Institute for War and Peace Reporting | Giving Voice, Driving Change
Trial Chamber Denies The Prosecuter' Request
Croatia and the Bosniak-Croat Federation, and their defence ministers Gojko Susak and Ante Jelavic respectively, failed to meet the requirements of the subpoena duces tecum of January 15, 1997, to hand over documentary evidence relating to the Blaskic case.
In response, Trial Chamber II presiding Judge Gabrielle Kird McDonald scheduled a public debate about the power of the Tribunal to issue a subpoena duces tecum to a sovereign state and to high government officials , and on "the appropriate remedies to be taken if there is non-compliance. . . . " (See Update 16-20 for the background to this debate.)

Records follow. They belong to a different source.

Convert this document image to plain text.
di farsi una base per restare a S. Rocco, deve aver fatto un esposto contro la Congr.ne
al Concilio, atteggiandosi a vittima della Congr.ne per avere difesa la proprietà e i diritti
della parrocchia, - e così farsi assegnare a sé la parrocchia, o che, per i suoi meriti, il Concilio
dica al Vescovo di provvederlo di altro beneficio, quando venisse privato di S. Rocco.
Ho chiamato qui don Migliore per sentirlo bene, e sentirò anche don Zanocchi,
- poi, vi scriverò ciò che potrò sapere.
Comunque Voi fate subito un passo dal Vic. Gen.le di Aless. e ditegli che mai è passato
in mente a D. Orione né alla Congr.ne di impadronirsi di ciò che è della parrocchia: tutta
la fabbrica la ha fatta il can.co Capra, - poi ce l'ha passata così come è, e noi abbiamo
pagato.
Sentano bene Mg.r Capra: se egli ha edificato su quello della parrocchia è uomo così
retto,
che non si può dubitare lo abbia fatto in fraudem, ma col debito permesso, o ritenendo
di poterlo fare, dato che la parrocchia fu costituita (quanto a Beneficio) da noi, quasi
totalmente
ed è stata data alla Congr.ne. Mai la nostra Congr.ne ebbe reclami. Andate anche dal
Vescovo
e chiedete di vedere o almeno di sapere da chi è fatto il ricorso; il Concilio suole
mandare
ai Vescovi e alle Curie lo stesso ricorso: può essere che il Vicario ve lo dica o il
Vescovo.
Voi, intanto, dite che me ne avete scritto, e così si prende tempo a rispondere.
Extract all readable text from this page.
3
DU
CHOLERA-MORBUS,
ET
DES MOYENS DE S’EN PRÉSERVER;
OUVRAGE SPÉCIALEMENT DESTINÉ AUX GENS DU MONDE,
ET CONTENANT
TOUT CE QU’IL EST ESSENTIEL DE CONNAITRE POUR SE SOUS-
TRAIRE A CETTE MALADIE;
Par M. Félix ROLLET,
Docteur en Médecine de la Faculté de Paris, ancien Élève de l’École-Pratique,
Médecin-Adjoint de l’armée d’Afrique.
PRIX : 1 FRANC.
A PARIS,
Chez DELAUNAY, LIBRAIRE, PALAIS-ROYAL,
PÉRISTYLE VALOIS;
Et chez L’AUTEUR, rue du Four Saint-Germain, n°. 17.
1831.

However, on March 20, the Prosecution requested Trial Chamber II "to narrow the issues", in order to focus on the facts at issue in the present litigation. The prosecution holds that the hearing should address the issuing of subpoenas to Croatia and Bosnia specifically.
It justifies this request by referring to "the unique mandate of the Tribunal in respect of the territory of the former Yugoslavia. . . , and given that the subpoenas were issued in relation to a criminal trial that is due to start imminently."
In Update 20, we described the prosecution's request as a possible preventive move, to avoid a situation where a court decision confirming the Tribunal's right to issue subpoenas gives the defence a blank cheque to request that states outside
the former Yugoslavia be bound to hand over documents from their archives in the same manner.
If that was the prosecutor's motive, Croatia saw through it and blocked it. In its response, Croatia strongly objected to the Prosecutor's request, considering it to be "unacceptable". To accept a hearing on the application of a subpoena duces tecum "to selected states only, without applying the same principles to all states equally, would," according to Croatia, "constitute a gross violation of international law [. . . ] of the principles of sovereignty, equality and parity of states, and the ban on the use of discriminatory measures against states."
This is, furthermore, "especially pertinent to this case, since it is clear that all the states which participated in the UN peacekeeping operations in Croatia and Bosnia and Herzegovina, as well as the UN itself, have information that might be of relevance to the Tribunal."
The reply from Zagreb ends with a warning that "the Republic of Croatia and its representatives shall not attend the hearing [on discriminatory application of subpoena], nor shall they consider the hearing and its decision binding. Furthermore, the adoption of such a decision would bring into question any future cooperation between the Republic of Croatia and the International Criminal Tribunal."
Although the third party in the quarrel-Bosnia and Herzegovina-expressed full support for the Prosecutor's suggestion, Trial Chamber II, "considering the significance of the issues to be addressed [. . . ] and the objections raised by the Republic of Croatia," has denied the Prosecutor's request. In consequence, the April 16 hearing will deal with the Tribunal power to issue a subpoena duces tecum to all sovereign states, and not only to those from the former Yugoslavia.
In asking for a hearing on the Tribunal's right to order "all states" and "the UN itself" to furnish relevant information, Zagreb seems to be calculating on two possible outcomes.
First, the Tribunal would not dare to interpret its powers so widely as to enable the prosecution and the defence to call to account "all states", the UN, and even NATO-this could affect international enthusiasm for the Tribunal.
Second, even if the Tribunal dares to take such a step, Zagreb calculates that "all states", and the great powers in particular, will be unwilling to cooperate under such conditions, or to open their secret archives, and this will make it easier for Croatia to act in the same way.